Location
- School Road Dagenham, London, RM10 9QH England 51°32′05″N 0°09′21″E﻿ / ﻿51.53462°N 0.15578°E

Information
- Type: Voluntary controlled school
- Religious affiliation: Church of England
- Established: 1 January 2010; 16 years ago
- Local authority: Barking and Dagenham
- Department for Education URN: 136028 Tables
- Ofsted: Reports
- Head of School: Chris Ash
- Gender: Coeducational
- Age: 11 to 18
- Enrolment: 1262
- Website: https://www.dagenhampark.org.uk/

= Dagenham Park Church of England School =

Dagenham Park Church of England School or Dagenham Park School, previously known as Dagenham Priory, is a secondary school located in the London Borough of Barking and Dagenham. The school has improving GCSE results.

Dagenham Park is an average sized comprehensive school for students between 11 and 18 years.

The school has students from a wide range of ethnic groups and a designated unit for 50 students with moderate learning difficulties.

== Local Issues ==
There have been significant issues with youth violence in the Barking and Dagenham area, including towards Dagenham Park pupils. Knife attacks on under-25s in the area rose by 178% between 2013 and 2018.

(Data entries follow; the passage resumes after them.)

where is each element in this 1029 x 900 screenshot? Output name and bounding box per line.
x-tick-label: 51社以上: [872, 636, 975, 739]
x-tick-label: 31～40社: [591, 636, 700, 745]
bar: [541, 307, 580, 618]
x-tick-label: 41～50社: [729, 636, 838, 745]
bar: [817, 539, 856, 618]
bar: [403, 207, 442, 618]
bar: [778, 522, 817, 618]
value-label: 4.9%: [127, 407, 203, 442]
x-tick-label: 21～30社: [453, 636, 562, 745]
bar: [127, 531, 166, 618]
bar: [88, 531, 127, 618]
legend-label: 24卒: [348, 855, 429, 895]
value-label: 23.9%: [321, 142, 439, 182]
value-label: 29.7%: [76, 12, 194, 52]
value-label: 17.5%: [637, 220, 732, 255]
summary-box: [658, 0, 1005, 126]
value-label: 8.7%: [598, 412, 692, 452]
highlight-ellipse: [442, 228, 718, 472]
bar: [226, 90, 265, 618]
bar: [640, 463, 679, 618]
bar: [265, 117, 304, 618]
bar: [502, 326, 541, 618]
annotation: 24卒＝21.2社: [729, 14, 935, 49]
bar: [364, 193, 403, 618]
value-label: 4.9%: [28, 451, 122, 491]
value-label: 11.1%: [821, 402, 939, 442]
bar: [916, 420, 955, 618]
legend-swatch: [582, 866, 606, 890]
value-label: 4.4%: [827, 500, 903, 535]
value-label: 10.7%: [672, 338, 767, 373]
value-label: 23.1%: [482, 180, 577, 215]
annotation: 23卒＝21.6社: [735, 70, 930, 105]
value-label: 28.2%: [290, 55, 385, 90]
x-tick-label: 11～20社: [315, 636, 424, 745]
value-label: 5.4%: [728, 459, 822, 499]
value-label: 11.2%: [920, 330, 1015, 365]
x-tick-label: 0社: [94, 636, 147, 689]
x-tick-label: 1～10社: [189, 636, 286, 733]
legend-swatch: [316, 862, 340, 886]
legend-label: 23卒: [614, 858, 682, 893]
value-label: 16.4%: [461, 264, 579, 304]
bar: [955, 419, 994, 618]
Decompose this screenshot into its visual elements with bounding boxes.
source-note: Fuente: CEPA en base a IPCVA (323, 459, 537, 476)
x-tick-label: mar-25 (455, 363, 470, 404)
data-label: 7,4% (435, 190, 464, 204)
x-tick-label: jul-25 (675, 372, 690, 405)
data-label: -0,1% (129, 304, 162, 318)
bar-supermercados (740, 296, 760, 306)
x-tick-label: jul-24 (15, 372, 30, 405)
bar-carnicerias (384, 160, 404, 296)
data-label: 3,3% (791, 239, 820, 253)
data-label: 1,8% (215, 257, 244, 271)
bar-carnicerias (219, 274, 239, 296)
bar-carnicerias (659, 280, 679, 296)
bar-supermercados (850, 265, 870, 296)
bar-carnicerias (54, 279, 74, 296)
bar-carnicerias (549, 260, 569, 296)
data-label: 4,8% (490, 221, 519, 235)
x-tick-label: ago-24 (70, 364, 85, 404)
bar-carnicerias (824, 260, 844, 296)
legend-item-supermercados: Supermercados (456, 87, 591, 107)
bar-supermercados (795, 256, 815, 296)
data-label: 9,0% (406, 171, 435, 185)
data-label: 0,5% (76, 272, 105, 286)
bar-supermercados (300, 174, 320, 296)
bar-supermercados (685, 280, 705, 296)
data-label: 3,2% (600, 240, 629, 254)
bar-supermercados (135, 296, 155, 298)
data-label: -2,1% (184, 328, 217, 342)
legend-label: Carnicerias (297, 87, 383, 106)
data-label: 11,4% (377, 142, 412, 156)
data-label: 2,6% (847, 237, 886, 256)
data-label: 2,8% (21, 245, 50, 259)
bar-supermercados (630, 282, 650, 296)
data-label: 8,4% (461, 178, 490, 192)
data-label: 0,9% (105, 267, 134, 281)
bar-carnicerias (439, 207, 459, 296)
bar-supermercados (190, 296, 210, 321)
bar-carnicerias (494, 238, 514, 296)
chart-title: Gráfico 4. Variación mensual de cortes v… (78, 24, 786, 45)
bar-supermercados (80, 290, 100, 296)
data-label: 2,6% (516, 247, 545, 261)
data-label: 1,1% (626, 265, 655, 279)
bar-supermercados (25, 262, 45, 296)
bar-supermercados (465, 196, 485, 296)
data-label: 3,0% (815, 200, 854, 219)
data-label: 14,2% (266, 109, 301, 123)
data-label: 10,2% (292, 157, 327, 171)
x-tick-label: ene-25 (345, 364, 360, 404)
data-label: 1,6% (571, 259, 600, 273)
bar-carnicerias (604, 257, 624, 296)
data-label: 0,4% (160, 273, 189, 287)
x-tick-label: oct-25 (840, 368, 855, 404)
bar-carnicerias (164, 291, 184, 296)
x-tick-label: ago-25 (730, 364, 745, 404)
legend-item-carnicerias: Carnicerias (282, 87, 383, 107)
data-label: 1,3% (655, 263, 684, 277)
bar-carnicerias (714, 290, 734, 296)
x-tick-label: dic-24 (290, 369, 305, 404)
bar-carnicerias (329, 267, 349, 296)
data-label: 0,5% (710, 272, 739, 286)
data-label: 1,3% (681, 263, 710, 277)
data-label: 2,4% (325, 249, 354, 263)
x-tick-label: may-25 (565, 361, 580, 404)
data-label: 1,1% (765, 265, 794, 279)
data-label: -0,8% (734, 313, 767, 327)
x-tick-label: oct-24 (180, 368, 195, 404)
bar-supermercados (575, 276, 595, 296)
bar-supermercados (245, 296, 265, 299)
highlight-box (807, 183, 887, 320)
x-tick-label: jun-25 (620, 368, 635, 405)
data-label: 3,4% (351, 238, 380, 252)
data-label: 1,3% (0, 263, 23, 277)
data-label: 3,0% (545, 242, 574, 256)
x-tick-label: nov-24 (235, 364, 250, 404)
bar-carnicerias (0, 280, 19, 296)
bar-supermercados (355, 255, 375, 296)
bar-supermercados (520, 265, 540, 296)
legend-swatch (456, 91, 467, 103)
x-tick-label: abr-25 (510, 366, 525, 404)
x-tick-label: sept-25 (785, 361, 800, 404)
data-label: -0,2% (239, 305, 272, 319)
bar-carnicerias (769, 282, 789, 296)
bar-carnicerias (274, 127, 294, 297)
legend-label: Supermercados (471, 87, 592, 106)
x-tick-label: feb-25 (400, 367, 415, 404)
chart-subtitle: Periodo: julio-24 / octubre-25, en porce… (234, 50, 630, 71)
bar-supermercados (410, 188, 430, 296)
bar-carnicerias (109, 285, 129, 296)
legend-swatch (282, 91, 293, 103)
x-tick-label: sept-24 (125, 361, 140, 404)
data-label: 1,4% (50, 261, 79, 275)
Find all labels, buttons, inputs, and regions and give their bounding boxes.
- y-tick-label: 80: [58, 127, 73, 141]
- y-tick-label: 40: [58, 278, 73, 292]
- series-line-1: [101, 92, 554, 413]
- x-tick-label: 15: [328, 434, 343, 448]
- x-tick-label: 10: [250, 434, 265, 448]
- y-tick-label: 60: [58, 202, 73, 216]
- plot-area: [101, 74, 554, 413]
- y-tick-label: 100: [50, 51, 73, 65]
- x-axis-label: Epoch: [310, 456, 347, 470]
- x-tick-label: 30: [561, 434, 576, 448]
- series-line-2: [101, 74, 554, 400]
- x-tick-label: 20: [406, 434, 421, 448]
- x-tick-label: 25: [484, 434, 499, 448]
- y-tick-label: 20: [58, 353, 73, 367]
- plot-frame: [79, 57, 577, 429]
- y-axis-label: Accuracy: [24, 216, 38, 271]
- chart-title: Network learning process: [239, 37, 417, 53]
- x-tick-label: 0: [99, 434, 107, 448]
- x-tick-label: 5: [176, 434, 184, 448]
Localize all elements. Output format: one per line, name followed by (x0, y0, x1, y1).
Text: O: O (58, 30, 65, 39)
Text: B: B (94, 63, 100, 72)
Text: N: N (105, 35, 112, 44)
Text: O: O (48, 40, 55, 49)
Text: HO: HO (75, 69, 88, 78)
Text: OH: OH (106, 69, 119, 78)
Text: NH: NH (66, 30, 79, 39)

On 19 March 2017, former Dagenham Park School pupil David Adegbite, 18, was ambushed by a gang who surrounded him in a car park in Barking before shooting him in the head, killing him.

On 23 June 2017, former Dagenham Park School pupil Tyler Dawson, 18, was stabbed five times in the groin, leading to his right leg being amputated.

On 1 August 2017, former Dagenham Park School pupil Joshua Bwalya who was 16, was stabbed to death by local youths. Two friends with him were also stabbed but survived.